NCBI Datasets interfaces for data access: NCBI Datasets offers web, command-line, and API access points that facilitate the search for and download of genomic sequences, annotations, and comprehensive metadata. These tools, including web-based and programmatic interfaces, guarantee consistent data retrieval from NCBI Datasets.

A few fundamental principles guide us in achieving our goals and underscore our distinctive approach to data access and delivery.

  • Adherence to FAIR principles: We ensure that data is easy to locate, use, and share, and readily available for scientific discovery4.

  • Smart searches: We use intelligent search features that easily recognize commonly used terms like names of genes or species, access numbers, and other unique labels.

  • Easy-to-use tools: We provide web-based and programmatic interfaces to facilitate access to the extensive biological information available at NCBI for all users, regardless of their expertise level.

  • Delivery of data packages: We bundle sequence, annotation, and metadata, enhancing citation and attribution while reducing the need to retrieve data from multiple databases.

  • Detailed documentation: We provide thorough documentation of our metadata schemas and command-line syntax, and offer extensive tutorials.

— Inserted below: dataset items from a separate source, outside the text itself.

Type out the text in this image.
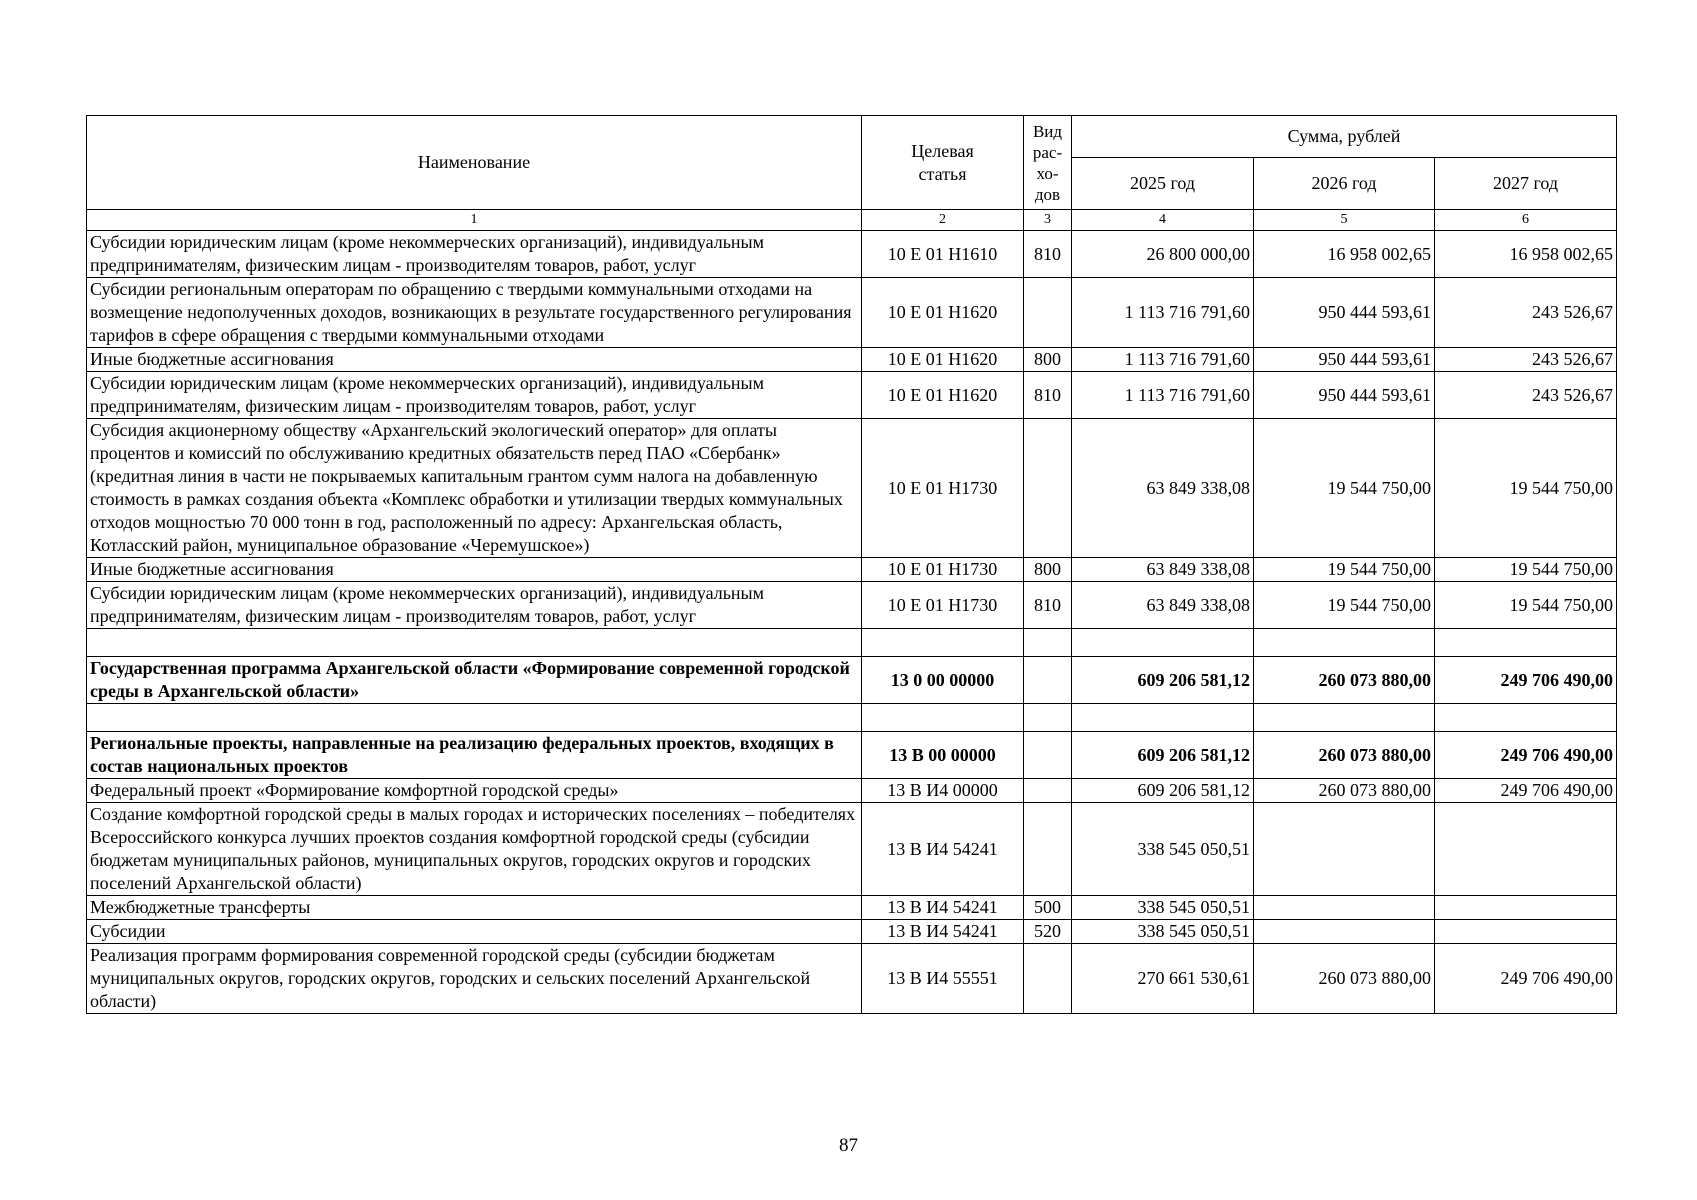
Наименование	Целевая статья	Вид рас-хо-дов	Сумма, рублей		
			2025 год	2026 год	2027 год
1	2	3	4	5	6
Субсидии юридическим лицам (кроме некоммерческих организаций), индивидуальным предпринимателям, физическим лицам - производителям товаров, работ, услуг	10 Е 01 Н1610	810	26 800 000,00	16 958 002,65	16 958 002,65
Субсидии региональным операторам по обращению с твердыми коммунальными отходами на возмещение недополученных доходов, возникающих в результате государственного регулирования тарифов в сфере обращения с твердыми коммунальными отходами	10 Е 01 Н1620		1 113 716 791,60	950 444 593,61	243 526,67
Иные бюджетные ассигнования	10 Е 01 Н1620	800	1 113 716 791,60	950 444 593,61	243 526,67
Субсидии юридическим лицам (кроме некоммерческих организаций), индивидуальным предпринимателям, физическим лицам - производителям товаров, работ, услуг	10 Е 01 Н1620	810	1 113 716 791,60	950 444 593,61	243 526,67
Субсидия акционерному обществу «Архангельский экологический оператор» для оплаты процентов и комиссий по обслуживанию кредитных обязательств перед ПАО «Сбербанк» (кредитная линия в части не покрываемых капитальным грантом сумм налога на добавленную стоимость в рамках создания объекта «Комплекс обработки и утилизации твердых коммунальных отходов мощностью 70 000 тонн в год, расположенный по адресу: Архангельская область, Котласский район, муниципальное образование «Черемушское»)	10 Е 01 Н1730		63 849 338,08	19 544 750,00	19 544 750,00
Иные бюджетные ассигнования	10 Е 01 Н1730	800	63 849 338,08	19 544 750,00	19 544 750,00
Субсидии юридическим лицам (кроме некоммерческих организаций), индивидуальным предпринимателям, физическим лицам - производителям товаров, работ, услуг	10 Е 01 Н1730	810	63 849 338,08	19 544 750,00	19 544 750,00

Государственная программа Архангельской области «Формирование современной городской среды в Архангельской области»	13 0 00 00000		609 206 581,12	260 073 880,00	249 706 490,00

Региональные проекты, направленные на реализацию федеральных проектов, входящих в состав национальных проектов	13 В 00 00000		609 206 581,12	260 073 880,00	249 706 490,00
Федеральный проект «Формирование комфортной городской среды»	13 В И4 00000		609 206 581,12	260 073 880,00	249 706 490,00
Создание комфортной городской среды в малых городах и исторических поселениях – победителях Всероссийского конкурса лучших проектов создания комфортной городской среды (субсидии бюджетам муниципальных районов, муниципальных округов, городских округов и городских поселений Архангельской области)	13 В И4 54241		338 545 050,51		
Межбюджетные трансферты	13 В И4 54241	500	338 545 050,51		
Субсидии	13 В И4 54241	520	338 545 050,51		
Реализация программ формирования современной городской среды (субсидии бюджетам муниципальных округов, городских округов, городских и сельских поселений Архангельской области)	13 В И4 55551		270 661 530,61	260 073 880,00	249 706 490,00
87
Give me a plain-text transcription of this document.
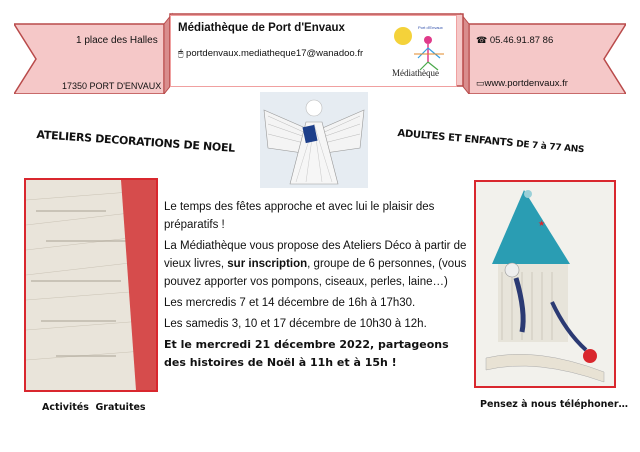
1 place des Halles
17350 PORT D'ENVAUX
Médiathèque de Port d'Envaux
🖱 portdenvaux.mediatheque17@wanadoo.fr
Port d'Envaux
Médiathèque
☎ 05.46.91.87 86
▭www.portdenvaux.fr
ATELIERS DECORATIONS DE NOEL	ADULTES ET ENFANTS DE 7 à 77 ANS
★

Le temps des fêtes approche et avec lui le plaisir des préparatifs !

La Médiathèque vous propose des Ateliers Déco à partir de vieux livres, sur inscription, groupe de 6 personnes, (vous pouvez apporter vos pompons, ciseaux, perles, laine…)

Les mercredis 7 et 14 décembre de 16h à 17h30.

Les samedis 3, 10 et 17 décembre de 10h30 à 12h.

Et le mercredi 21 décembre 2022, partageons des histoires de Noël à 11h et à 15h !

Activités  Gratuites	Pensez à nous téléphoner…
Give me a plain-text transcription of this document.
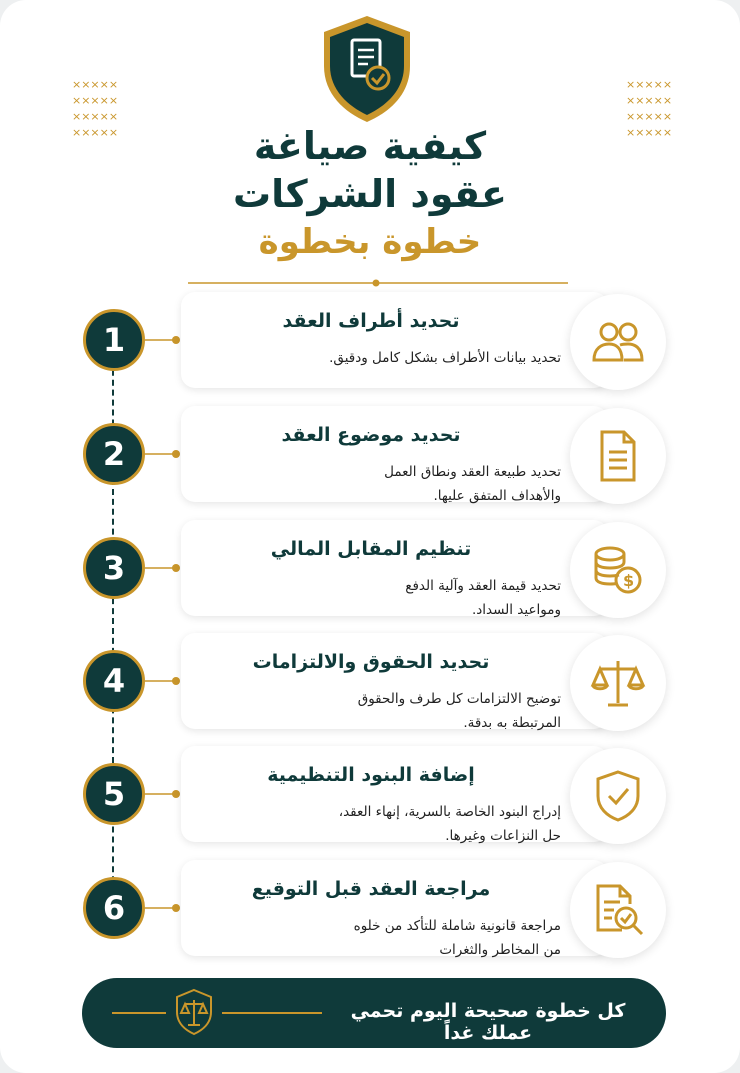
×××××
×××××
×××××
×××××
×××××
×××××
×××××
×××××
كيفية صياغة
عقود الشركات
خطوة بخطوة
1	تحديد أطراف العقد
تحديد بيانات الأطراف بشكل كامل ودقيق.
2	تحديد موضوع العقد
تحديد طبيعة العقد ونطاق العمل
والأهداف المتفق عليها.
3	تنظيم المقابل المالي
تحديد قيمة العقد وآلية الدفع
ومواعيد السداد.
$
4	تحديد الحقوق والالتزامات
توضيح الالتزامات كل طرف والحقوق
المرتبطة به بدقة.
5	إضافة البنود التنظيمية
إدراج البنود الخاصة بالسرية، إنهاء العقد،
حل النزاعات وغيرها.
6	مراجعة العقد قبل التوقيع
مراجعة قانونية شاملة للتأكد من خلوه
من المخاطر والثغرات
كل خطوة صحيحة اليوم تحمي عملك غداً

As we develop, NCBI Datasets is transitioning from the legacy Entrez web interfaces, including Assembly and Genome, to the new NCBI Datasets pages. This transition is being implemented gradually to allow users of the older web interfaces to acclimate and gain proficiency with the new system. We aim to ensure the change is seamless and user-friendly, enabling the biological research community to adjust its workflows to the new system. NCBI Datasets is designed to be flexible and readily incorporate new data types and metadata, positioning NCBI to meet the community’s requirements and remain sustainable. Engaging with the scientific community has been crucial in shaping our resources. NCBI Datasets continues to work closely with the biological research community through user interviews, integrating feedback, and utilizing analytics to refine our interfaces and improve the data standard we deliver. We adhere to an iterative and user-centered development approach to maintain our fundamental principles, ensuring our resources align with the needs and expectations of the community. This article outlines the diverse data types available via NCBI Datasets; illustrates the usage of our web and programmatic interfaces for querying and obtaining sequence data, annotations, and metadata; offers guidance on incorporating these datasets into active workflows; and points to comprehensive documentation for optimal practices. We conclude by sharing our visions for the future of NCBI Datasets and by highlighting upcoming data and services.

Results

Data packages: a new data delivery system

Accessing data using the existing NCBI interfaces requires understanding the structure of NCBI’s databases5. This involves understanding the kind of data each database holds, database update schedules, and how they link to data in other databases. Data downloading typically combines navigating various database record pages and associated FTP sites to acquire the desired sequence and its corresponding metadata. For example, to get the complete set of sequence data and metadata for an annotated genome assembly, a user would need to download genome sequence and annotation files from either a Genome or Assembly record, then obtain partial metadata from the Assembly and BioSample databases, and finally get information about annotation and genome quality analysis from a separate RefSeq annotation report page. The high cost of gathering and downloading data, including time, effort, and knowledge of NCBI databases, is a significant obstacle for new users and a source of frustration for even the most experienced users. These challenges motivated us to develop a more straightforward data delivery method. NCBI Datasets provides a novel data delivery mechanism that delivers data packages that combine sequence and metadata stored in multiple NCBI databases for a single request. Providing data as part of a data package offers several advantages over data delivery as standalone files. First, bundling metadata with data promotes the FAIR principles of interoperability, accessibility, and reuse. Every downloaded data package includes sufficient descriptive metadata to understand the contents, enabling confident reuse in any downstream analysis and publication citation. Second, by delivering the data in zip archives, related file types such as protein and corresponding transcript sequences are bundled together, making it more straightforward for users to find consistency in the data. Zip archives also allow compressed file sizes, making downloads faster and more reliable. Lastly, by delivering metadata alongside the data, data packages ensure that users can access information for citation purposes. This practice supports proper attribution and enhances the reproducibility and transparency of research findings.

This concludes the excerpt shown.